An influence window (also called a lookback window) is the configurable time period used in attribution to determine whether a touchpoint is considered relevant to a given opportunity or conversion event. If a marketing or sales interaction falls within the influence window — for example, within 90 days before an opportunity was created — it receives attribution credit. If it falls outside that window, it's excluded from the analysis.

Why the influence window matters

The influence window is one of the most consequential settings in any attribution system, and also one of the most debated. Set it too short and you miss the early-stage activities that planted the seed. Set it too long and you attribute credit to interactions so distant they likely had no real impact on the deal.

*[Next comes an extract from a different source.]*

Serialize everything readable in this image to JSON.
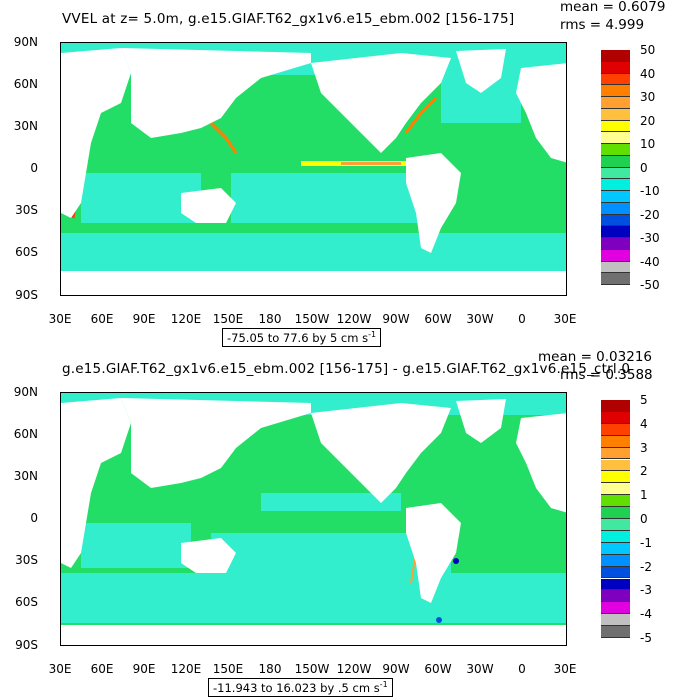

  • Too narrow (e.g., 30 days): Favors bottom-of-funnel activities like demos and late-stage emails. Top-of-funnel brand and awareness campaigns get systematically excluded, even when they were the reason the prospect entered the funnel in the first place.
  • Too wide (e.g., 365 days): Includes so many touchpoints that the signal-to-noise ratio degrades. A webinar attended 11 months ago probably didn't influence today's purchase decision.
  • Common default (90 days): Many attribution platforms default to a 90-day window, which is a reasonable starting point for mid-market B2B sales cycles but should be calibrated to your actual data.

How to set your influence window

  • Start with your sales cycle: Your influence window should roughly match the length of your average sales cycle. If deals take 6 months to close, a 30-day window will miss most of the journey.
  • Differentiate by motion: Some organizations use different windows for different use cases — a shorter window for "sourced" attribution (e.g., 30 days) and a longer one for "influenced" attribution (e.g., 90-180 days).
  • Test sensitivity: Run your attribution model with different window lengths and see how much the results change. If the output shifts dramatically between 60 and 90 days, your conclusions depend heavily on this one parameter — which is a red flag.
  • Document and align: Whatever window you choose, make sure GTM leadership agrees on it. Changing the window mid-quarter will change your numbers and erode trust.

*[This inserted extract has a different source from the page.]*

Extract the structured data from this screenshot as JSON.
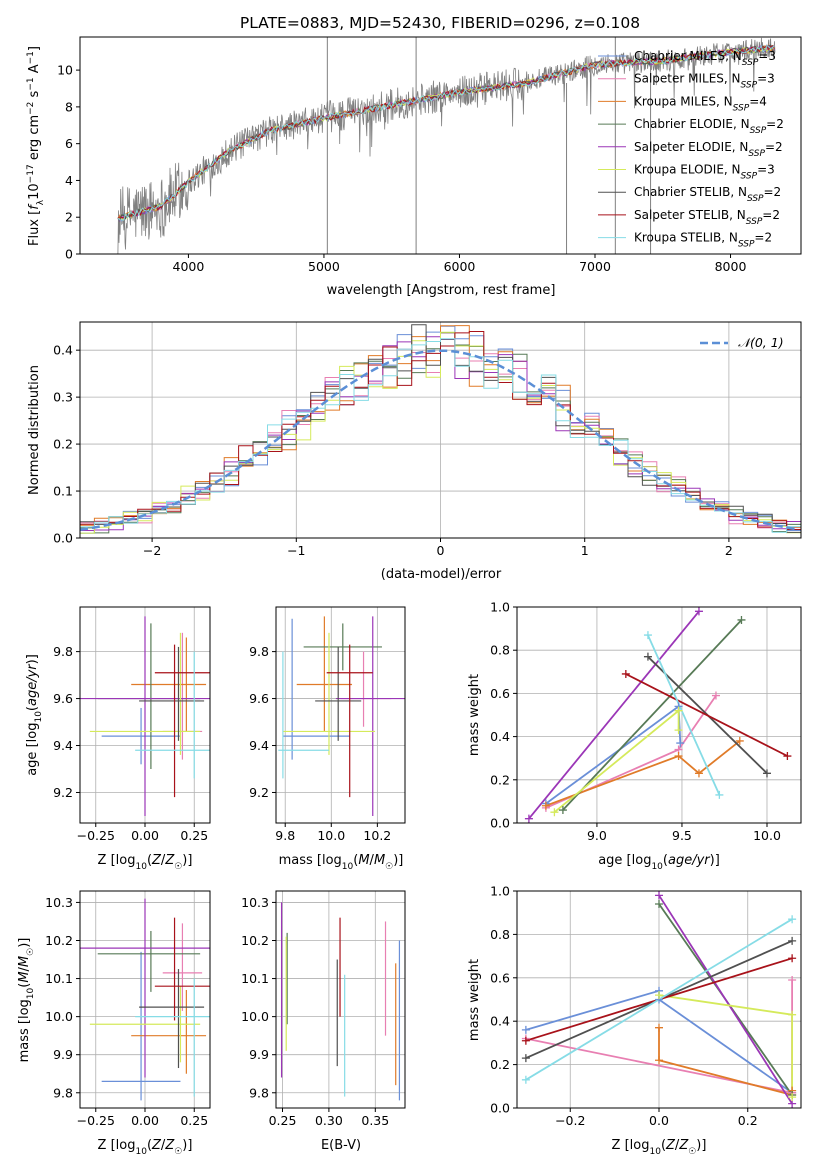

Influence windows and campaign influence

In Salesforce-native campaign influence models, the influence window determines which campaign memberships are connected to opportunities. A contact who became a campaign member within the window gets their campaign linked to the opportunity; contacts outside the window are excluded. This directly impacts which campaigns receive pipeline and revenue credit.

The influence window is not a set-and-forget configuration. As your sales motion evolves — moving upmarket, adding new channels, or changing your go-to-market strategy — your window should be revisited to ensure it still accurately reflects how your buyers actually buy.